Американские боги (Гейман) - страница 288

– В стволе, – сказал Тень слоноголовому, следившему за тем, как исчезает, вильнув, мышиный хвост.

Слоноголовый бог кивнул огромной головой и сказал:

– Да. В сундуке, в багажнике, в стволе… Смотри, слова не перепутай. Ты многое забудешь. Ты многое отдашь. Ты многое потеряешь. Но этого не потеряй…

Тут начался дождь, и Тень разом очнулся, дрожащий и мокрый. Дрожь все усиливалась, пока Тени не стало страшно: его трясло сильнее, чем ему вообще казалось возможным, конвульсии волна за волной прокатывались по всему его телу. Усилием воли он попытался остановить эту дрожь, но продолжал сотрясаться, зубы его клацали, члены подергивались и произвольно содрогались. Была здесь и настоящая боль, глубокая и режущая как нож, которая покрыла все его тела крохотными невидимыми ранками и была сокровенной и невыносимой.

Он разомкнул губы, чтобы ловить ртом падавшие капли влаги, смочить потрескавшиеся губы и пересохший язык. Дождь промочил веревки, привязывавшие его к дереву. Яркая вспышка молнии ударила Тень по глазам, превратив весь мир вокруг в резко очерченную панораму и остаточное изображение.
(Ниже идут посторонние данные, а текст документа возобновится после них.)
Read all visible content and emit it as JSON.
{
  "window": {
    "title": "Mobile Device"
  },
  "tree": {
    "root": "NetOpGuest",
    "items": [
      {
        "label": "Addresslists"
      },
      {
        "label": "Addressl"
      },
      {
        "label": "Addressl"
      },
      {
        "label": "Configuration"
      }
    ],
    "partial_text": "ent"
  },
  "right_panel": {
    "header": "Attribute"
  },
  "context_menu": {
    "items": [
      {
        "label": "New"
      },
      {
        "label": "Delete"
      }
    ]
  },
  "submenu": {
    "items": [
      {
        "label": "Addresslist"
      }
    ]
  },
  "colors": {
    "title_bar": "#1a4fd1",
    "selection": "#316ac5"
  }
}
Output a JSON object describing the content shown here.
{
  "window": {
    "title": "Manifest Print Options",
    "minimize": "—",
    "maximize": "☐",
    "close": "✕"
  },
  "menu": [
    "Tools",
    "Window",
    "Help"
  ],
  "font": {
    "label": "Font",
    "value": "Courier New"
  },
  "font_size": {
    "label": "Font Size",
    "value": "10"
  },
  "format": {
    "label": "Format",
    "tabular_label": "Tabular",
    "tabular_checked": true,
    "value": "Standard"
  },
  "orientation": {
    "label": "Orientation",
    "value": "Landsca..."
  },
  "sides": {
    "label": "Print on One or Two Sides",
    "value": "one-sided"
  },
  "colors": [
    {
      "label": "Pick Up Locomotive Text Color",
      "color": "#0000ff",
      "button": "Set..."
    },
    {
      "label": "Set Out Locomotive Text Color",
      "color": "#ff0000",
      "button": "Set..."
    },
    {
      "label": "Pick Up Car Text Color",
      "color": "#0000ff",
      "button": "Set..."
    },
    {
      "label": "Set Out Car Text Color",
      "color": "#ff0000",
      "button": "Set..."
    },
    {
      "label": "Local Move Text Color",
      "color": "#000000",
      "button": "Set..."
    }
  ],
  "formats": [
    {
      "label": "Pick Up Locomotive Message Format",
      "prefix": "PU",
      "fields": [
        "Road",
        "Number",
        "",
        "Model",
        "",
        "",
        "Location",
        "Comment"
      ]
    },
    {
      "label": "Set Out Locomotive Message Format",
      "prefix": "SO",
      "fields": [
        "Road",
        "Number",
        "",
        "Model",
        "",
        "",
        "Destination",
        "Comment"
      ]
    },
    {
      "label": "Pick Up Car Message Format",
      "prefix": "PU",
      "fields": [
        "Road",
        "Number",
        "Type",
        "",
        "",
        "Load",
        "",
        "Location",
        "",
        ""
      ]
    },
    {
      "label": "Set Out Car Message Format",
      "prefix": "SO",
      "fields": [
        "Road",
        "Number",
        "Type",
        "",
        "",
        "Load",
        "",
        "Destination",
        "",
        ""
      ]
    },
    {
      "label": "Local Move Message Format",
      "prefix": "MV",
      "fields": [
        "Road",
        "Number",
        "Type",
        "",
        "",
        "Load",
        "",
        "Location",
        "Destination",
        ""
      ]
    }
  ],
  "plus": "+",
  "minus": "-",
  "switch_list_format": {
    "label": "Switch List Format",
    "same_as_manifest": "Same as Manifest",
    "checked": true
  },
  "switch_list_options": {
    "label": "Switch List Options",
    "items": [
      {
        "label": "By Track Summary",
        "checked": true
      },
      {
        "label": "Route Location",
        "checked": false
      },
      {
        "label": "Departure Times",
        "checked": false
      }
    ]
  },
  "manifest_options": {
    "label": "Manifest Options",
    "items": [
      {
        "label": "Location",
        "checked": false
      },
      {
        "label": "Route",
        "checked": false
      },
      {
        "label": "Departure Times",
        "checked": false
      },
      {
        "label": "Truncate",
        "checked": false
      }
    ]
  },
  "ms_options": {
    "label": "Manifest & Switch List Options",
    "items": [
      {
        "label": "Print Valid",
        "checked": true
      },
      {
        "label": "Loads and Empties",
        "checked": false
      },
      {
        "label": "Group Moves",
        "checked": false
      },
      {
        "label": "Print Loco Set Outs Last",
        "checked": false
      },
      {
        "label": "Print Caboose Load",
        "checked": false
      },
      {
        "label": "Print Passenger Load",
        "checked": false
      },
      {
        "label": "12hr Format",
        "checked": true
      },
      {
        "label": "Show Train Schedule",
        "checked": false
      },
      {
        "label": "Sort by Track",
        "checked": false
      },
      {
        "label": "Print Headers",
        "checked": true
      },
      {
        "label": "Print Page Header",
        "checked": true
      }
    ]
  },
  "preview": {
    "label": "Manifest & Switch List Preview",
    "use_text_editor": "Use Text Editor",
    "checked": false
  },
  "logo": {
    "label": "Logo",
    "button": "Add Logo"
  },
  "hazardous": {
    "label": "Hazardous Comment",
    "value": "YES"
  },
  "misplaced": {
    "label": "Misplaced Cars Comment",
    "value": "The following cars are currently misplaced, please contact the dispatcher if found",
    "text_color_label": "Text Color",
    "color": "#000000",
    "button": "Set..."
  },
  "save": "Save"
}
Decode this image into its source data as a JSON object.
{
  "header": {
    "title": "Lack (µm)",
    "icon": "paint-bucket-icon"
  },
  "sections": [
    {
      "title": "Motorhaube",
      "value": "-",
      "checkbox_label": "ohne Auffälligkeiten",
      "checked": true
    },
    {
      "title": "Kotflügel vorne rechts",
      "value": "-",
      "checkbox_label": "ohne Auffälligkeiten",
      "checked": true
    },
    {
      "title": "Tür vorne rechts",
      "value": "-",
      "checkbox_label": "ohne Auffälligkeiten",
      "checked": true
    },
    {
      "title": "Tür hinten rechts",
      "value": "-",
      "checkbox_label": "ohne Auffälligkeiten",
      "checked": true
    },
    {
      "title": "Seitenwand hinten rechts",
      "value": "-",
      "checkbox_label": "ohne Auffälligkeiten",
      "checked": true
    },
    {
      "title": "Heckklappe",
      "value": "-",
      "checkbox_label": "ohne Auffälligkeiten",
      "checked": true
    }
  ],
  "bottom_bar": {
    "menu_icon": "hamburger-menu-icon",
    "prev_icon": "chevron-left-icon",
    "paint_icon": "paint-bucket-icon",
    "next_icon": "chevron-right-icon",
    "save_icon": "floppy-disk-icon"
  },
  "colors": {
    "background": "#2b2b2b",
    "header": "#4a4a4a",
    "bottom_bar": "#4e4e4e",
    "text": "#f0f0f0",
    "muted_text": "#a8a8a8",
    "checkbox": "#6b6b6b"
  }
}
Затем – грохот, удар и рокот, и когда эхом раскатился гром, дождь припустил с удвоенной силой. К ночи боль несколько утихла; лезвия ножей убрались в ножны. Тень уже не чувствовал холода, или, точнее, он чувствовал только холод, но холод теперь стал частью его самого.

Тень висел на дереве, а вокруг блистали и расчерчивали небо молнии, и раскаты грома слились в единый вездесущий рокот, перемежаемый случайными взрывами и ревом, словно в ночной дали взрывались бомбы. Ветер тянул Тень за собой, пытался сорвать его с дерева, свежевал, проникал до костей; и в душе Тень знал, что вот теперь началась настоящая буря.

И странная радость тогда волной поднялась в Тени, и он рассмеялся, а дождь омывал его обнаженное тело, и молнии сверкали, и гром гремел так громко, что он едва слышал собственный смех.

Он был жив. Он никогда не чувствовал себя так. Никогда.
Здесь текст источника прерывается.